The national census due to take place in 2011 could be the last of its kind.
The BBC understands that the government is examining other ways of measuring population and other statistics than the survey of all homes every 10 years.
In future, data could be gathered from records held by the Post Office, local government and credit checking agencies - thought to be more effective.
The government said it was "examining" whether changes could be made but no decision had been reached.
A census has been carried out every decade since 1801, apart from during World War II.
Next year's census, sent to every household, will cost an estimated £482m. It asks for detailed information including nationality, religious faith and marital status.
There will be separate censuses across the UK on the same day, 27 March 2011, organised by the Office for National Statistics in England and Wales, the General Register Office for Scotland and the Northern Ireland Statistics and Research Agency.
Cabinet Office minister Francis Maude believes the process is inefficient and its results quickly become out of date.

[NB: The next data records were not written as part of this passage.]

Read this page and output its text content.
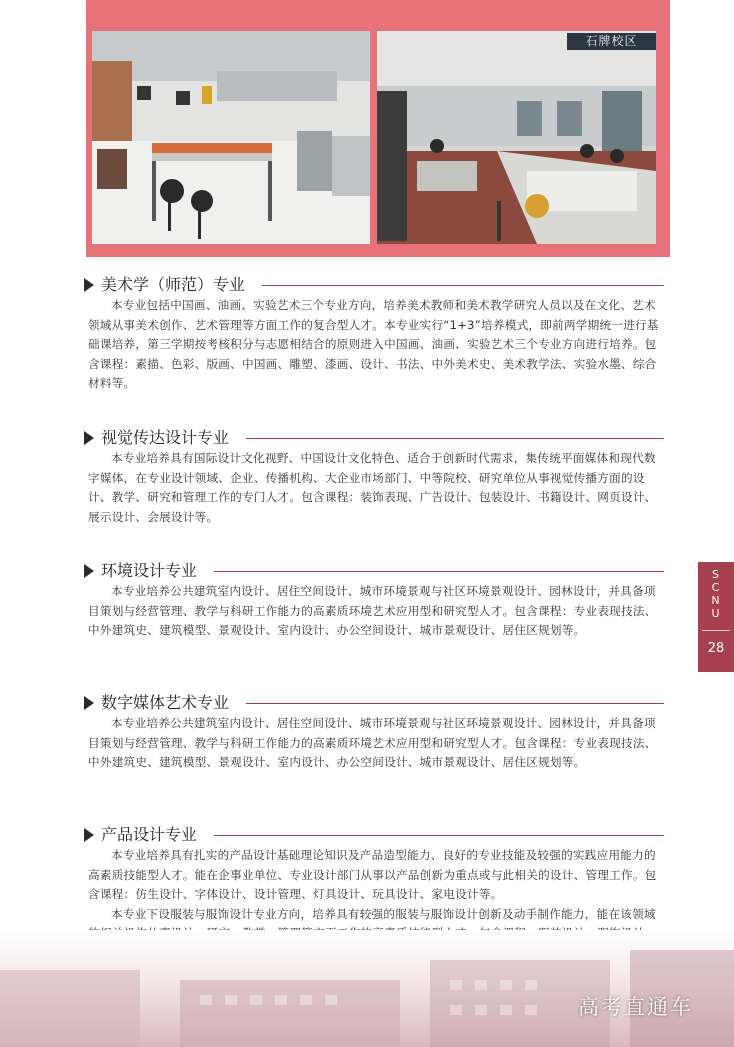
石牌校区
美术学（师范）专业

本专业包括中国画、油画、实验艺术三个专业方向，培养美术教师和美术教学研究人员以及在文化、艺术领域从事美术创作、艺术管理等方面工作的复合型人才。本专业实行“1+3”培养模式，即前两学期统一进行基础课培养，第三学期按考核积分与志愿相结合的原则进入中国画、油画、实验艺术三个专业方向进行培养。包含课程：素描、色彩、版画、中国画、雕塑、漆画、设计、书法、中外美术史、美术教学法、实验水墨、综合材料等。

视觉传达设计专业

本专业培养具有国际设计文化视野、中国设计文化特色、适合于创新时代需求，集传统平面媒体和现代数字媒体，在专业设计领域、企业、传播机构、大企业市场部门、中等院校、研究单位从事视觉传播方面的设计、教学、研究和管理工作的专门人才。包含课程：装饰表现、广告设计、包装设计、书籍设计、网页设计、展示设计、会展设计等。

环境设计专业

本专业培养公共建筑室内设计、居住空间设计、城市环境景观与社区环境景观设计、园林设计，并具备项目策划与经营管理、教学与科研工作能力的高素质环境艺术应用型和研究型人才。包含课程：专业表现技法、中外建筑史、建筑模型、景观设计、室内设计、办公空间设计、城市景观设计、居住区规划等。

数字媒体艺术专业

本专业培养公共建筑室内设计、居住空间设计、城市环境景观与社区环境景观设计、园林设计，并具备项目策划与经营管理、教学与科研工作能力的高素质环境艺术应用型和研究型人才。包含课程：专业表现技法、中外建筑史、建筑模型、景观设计、室内设计、办公空间设计、城市景观设计、居住区规划等。

产品设计专业

本专业培养具有扎实的产品设计基础理论知识及产品造型能力、良好的专业技能及较强的实践应用能力的高素质技能型人才。能在企事业单位、专业设计部门从事以产品创新为重点或与此相关的设计、管理工作。包含课程：仿生设计、字体设计、设计管理、灯具设计、玩具设计、家电设计等。

本专业下设服装与服饰设计专业方向，培养具有较强的服装与服饰设计创新及动手制作能力，能在该领域

S
C
N
U
28
高考直通车
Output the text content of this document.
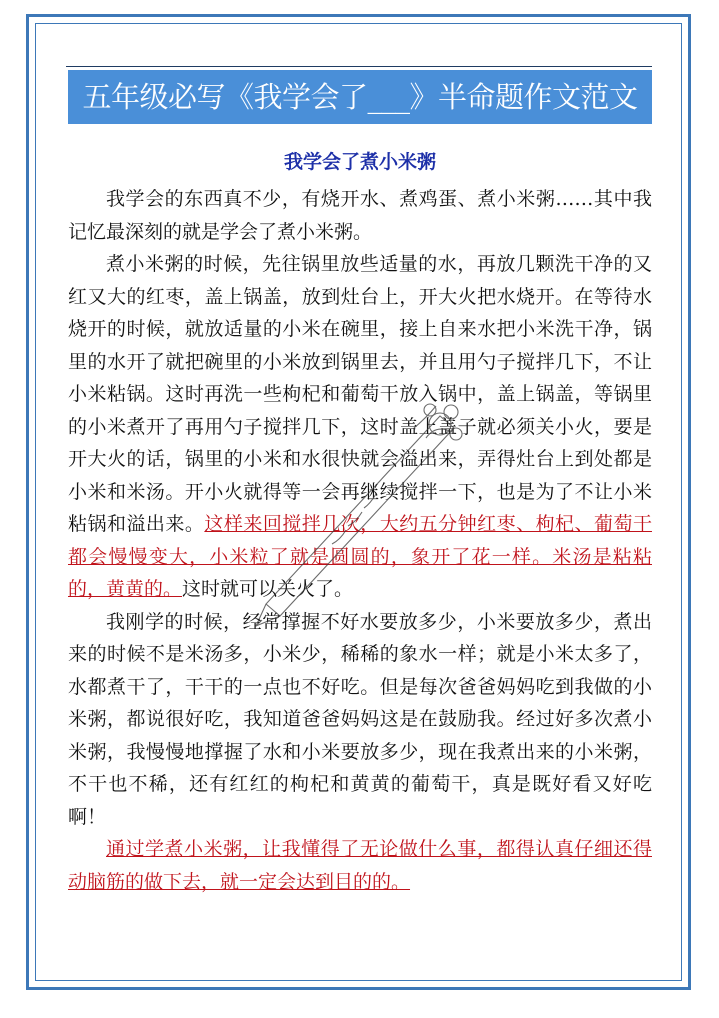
五年级必写《我学会了___》半命题作文范文
我学会了煮小米粥

我学会的东西真不少，有烧开水、煮鸡蛋、煮小米粥……其中我记忆最深刻的就是学会了煮小米粥。

煮小米粥的时候，先往锅里放些适量的水，再放几颗洗干净的又红又大的红枣，盖上锅盖，放到灶台上，开大火把水烧开。在等待水烧开的时候，就放适量的小米在碗里，接上自来水把小米洗干净，锅里的水开了就把碗里的小米放到锅里去，并且用勺子搅拌几下，不让小米粘锅。这时再洗一些枸杞和葡萄干放入锅中，盖上锅盖，等锅里的小米煮开了再用勺子搅拌几下，这时盖上盖子就必须关小火，要是开大火的话，锅里的小米和水很快就会溢出来，弄得灶台上到处都是小米和米汤。开小火就得等一会再继续搅拌一下，也是为了不让小米粘锅和溢出来。这样来回搅拌几次，大约五分钟红枣、枸杞、葡萄干都会慢慢变大，小米粒了就是圆圆的，象开了花一样。米汤是粘粘的，黄黄的。这时就可以关火了。

我刚学的时候，经常撑握不好水要放多少，小米要放多少，煮出来的时候不是米汤多，小米少，稀稀的象水一样；就是小米太多了，水都煮干了，干干的一点也不好吃。但是每次爸爸妈妈吃到我做的小米粥，都说很好吃，我知道爸爸妈妈这是在鼓励我。经过好多次煮小米粥，我慢慢地撑握了水和小米要放多少，现在我煮出来的小米粥，不干也不稀，还有红红的枸杞和黄黄的葡萄干，真是既好看又好吃啊！

通过学煮小米粥，让我懂得了无论做什么事，都得认真仔细还得动脑筋的做下去，就一定会达到目的的。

He told the Daily Telegraph: "There are, I believe, ways of doing this which will provide better, quicker information, more frequently and cheaper."
Mr Maude said population counts could be done more often using various databases.
"This would give you more accurate, much more timely data in real time. There is a load of data out there in loads of different places," he said.
The BBC's Adam Fleming at Westminster says that, although work on the 2011 census is too far advanced to make major changes, it is hoped savings can still be made.
A Cabinet Office spokesman said: "Work began some time ago to explore alternatives to the conventional census model after 2011, and that work is continuing.
"We are committed to making a success of the 2011 Census, while endeavouring to cut its costs, currently expected to be around £460 million.
"The expenditure already committed to the census means that the scope to make changes is limited."